LA UNE POLITIQUE

Bras de fer autour autour des manifestations de la C14 : COULER OU REBONDIR !

Pour une fois, depuis le démarrage du dialogue, le gouvernement admet la reprise des manifestations par la Coalition des 14 partis politiques. A compter de ce mercredi et ce, jusqu’à samedi, les partis membres de la coalition des 14 formations politiques déverseront dans les rues de Lomé et de l’intérieur du pays, leurs militants et sympathisants. Objectif, crier, pour une énième fois, leur ras- le-bol face au «dilatoire» du pouvoir de respecter ses engagements pris dans le cadre du dialogue. Mais face aux conjonctures, tout paraît comme un guet-apens.

La reprise des classes !

Mercredi 25, jeudi 26 et samedi 28 avril, les rues de Lomé vont encore gronder. Se sentant désabusée par ce qu’elle appelle le dilatoire et le refus systématique du régime cinquantenaire de Lomé de respecter ses engagements pris en présence du Facilitateur, notamment la mise en œuvre des mesures d’apaisement, l’arrêt de la préparation unilatérale des consultations électorales en vue ainsi que l’arrêt des persécutions, arrestations et poursuites à l’encontre des militants et dirigeants des partis politiques de l’opposition et de la Société civile, la Coalition des 14 partis politiques  (C14) redescend dans les rues de Lomé et celles de l’intérieur du pays.

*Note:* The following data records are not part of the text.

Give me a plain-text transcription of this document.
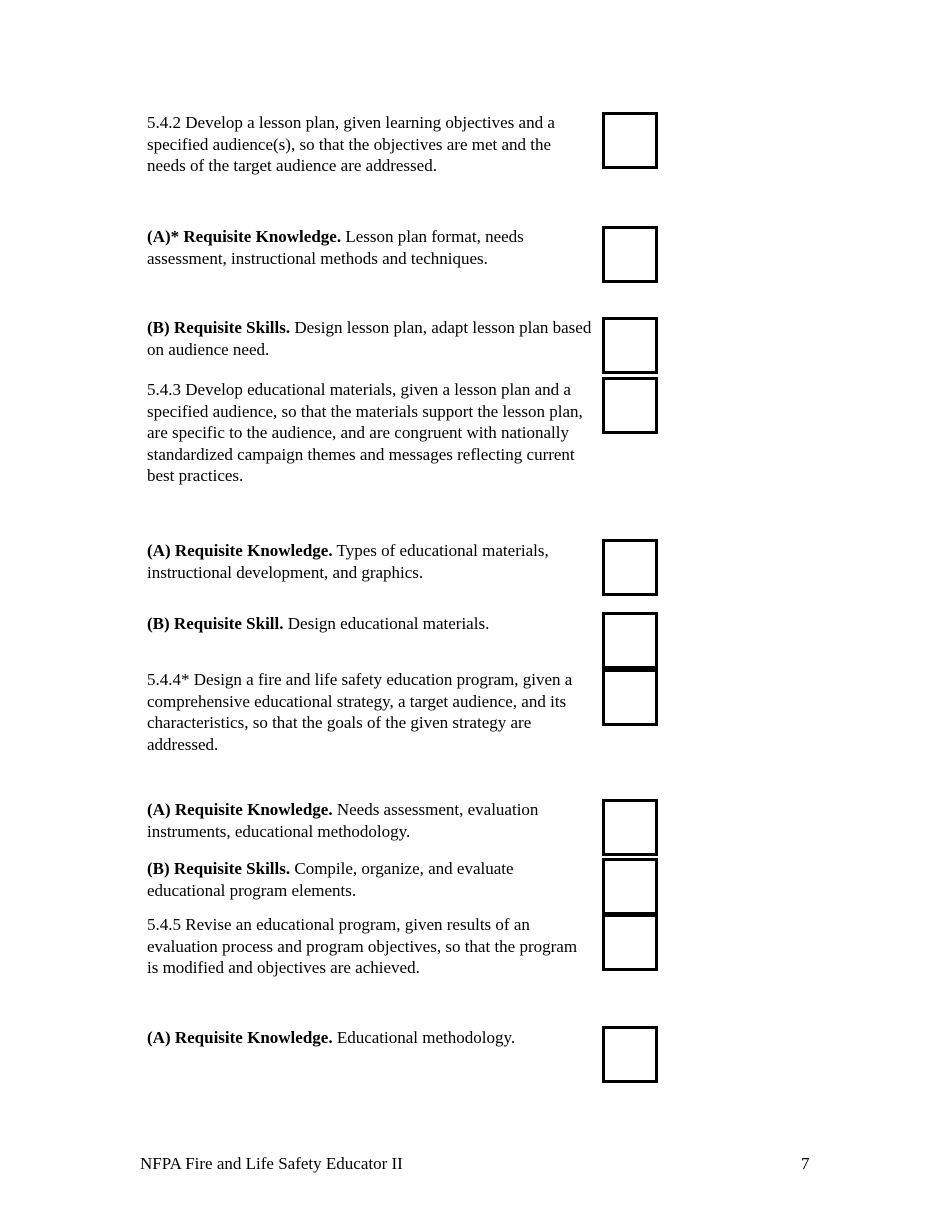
5.4.2 Develop a lesson plan, given learning objectives and a specified audience(s), so that the objectives are met and the needs of the target audience are addressed.

(A)* Requisite Knowledge. Lesson plan format, needs assessment, instructional methods and techniques.

(B) Requisite Skills. Design lesson plan, adapt lesson plan based on audience need.

5.4.3 Develop educational materials, given a lesson plan and a specified audience, so that the materials support the lesson plan, are specific to the audience, and are congruent with nationally standardized campaign themes and messages reflecting current best practices.

(A) Requisite Knowledge. Types of educational materials, instructional development, and graphics.

(B) Requisite Skill. Design educational materials.

5.4.4* Design a fire and life safety education program, given a comprehensive educational strategy, a target audience, and its characteristics, so that the goals of the given strategy are addressed.

(A) Requisite Knowledge. Needs assessment, evaluation instruments, educational methodology.

(B) Requisite Skills. Compile, organize, and evaluate educational program elements.

5.4.5 Revise an educational program, given results of an evaluation process and program objectives, so that the program is modified and objectives are achieved.

(A) Requisite Knowledge. Educational methodology.

NFPA Fire and Life Safety Educator II	7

A cet effet, elle invite toutes les populations togolaises, éprises de liberté et de démocratie, à prendre massivement part auxdites manifestations pour  exiger le retour à la Constitution originelle du 14 Octobre 1992, la révision du cadre électoral et l’instauration du droit de vote des togolais de l’étranger et surtout, dénoncer les répressions sauvages des manifestations pacifiques publiques des Mercredi 11, Jeudi  12 et Samedi 14 avril 2018. Des répressions qui ont fait un mort ainsi que de nombreux blessés. Par ailleurs, la Coalition, à travers les manifestations de cette semaine entend également exiger qu’une enquête indépendante soit diligentée pour situer les responsabilités et traduire en justice les auteurs  et commanditaires, exiger la libération immédiate et sans conditions, de tous les prisonniers politiques. De même que l’arrêt immédiat des entraves à l’exercice du droit constitutionnel de manifestation sur toute l’étendue du territoire national.

Le hic

Si le gouvernement a concédé, cette fois-ci, la tenue de ces  trois (3) jours de manifestations, il n’a point cédé face aux itinéraires préalablement choisis par la Coalition. «Le gouvernement déplore la persistance de cette volonté de la coalition de violer les mesures prises par le facilitateur, en prévoyant de manifester à nouveau pour les questions qui sont en cours de discussion au sein du dialogue inter-togolais », lit-on dans la lettre-réponse du ministre de l’administration territoriale et des Collectivités Locales, adressée aux responsables de la coalition. Et d’aller ensuite de sa menace à peine voilée.  «Le gouvernement prend acte de cette attitude regrettable, et va en tirer toutes les conséquences qui s’imposent». Et comme, on peut s’y attendre, les itinéraires ont connu un bouleversement, concentrant les trois jours de marches dans la périphérie de Bè, sous prétexte de plusieurs plaintes reçues par les riverains des voies habituellement empruntées par les cortèges. Une décision à laquelle n’est pas prête à se soumettre la coalition qui maintient toujours les anciens itinéraires.

Le guet-apens

A voir de près, il est à déduire que les deux parties sont engluées dans un cycle qui risque d’être préjudiciable à chacune d’elles. D’une part, si le pouvoir arrive à fébriliser la coalition, il aura carrément rebondit dans cette crise où il a du mal depuis 8 mois à reprendre réellement la main. De l’autre, le régime de Faure ne pourra éperdument continuer à réduire l’espace de liberté d’expression et de manifestation dans le pays, par quelques prétextes que ce soient. Il finira par être obligé, de gré ou sous la contrainte des partenaires, de donner force à la Constitution en laissant faire les marches. A défaut, il risque de tomber dans la disgrâce des chancelleries. On se rappelle de la tentative d’octobre 2017 qui a vite échoué  dès sommation des capitales occidentales notamment Paris et Washington.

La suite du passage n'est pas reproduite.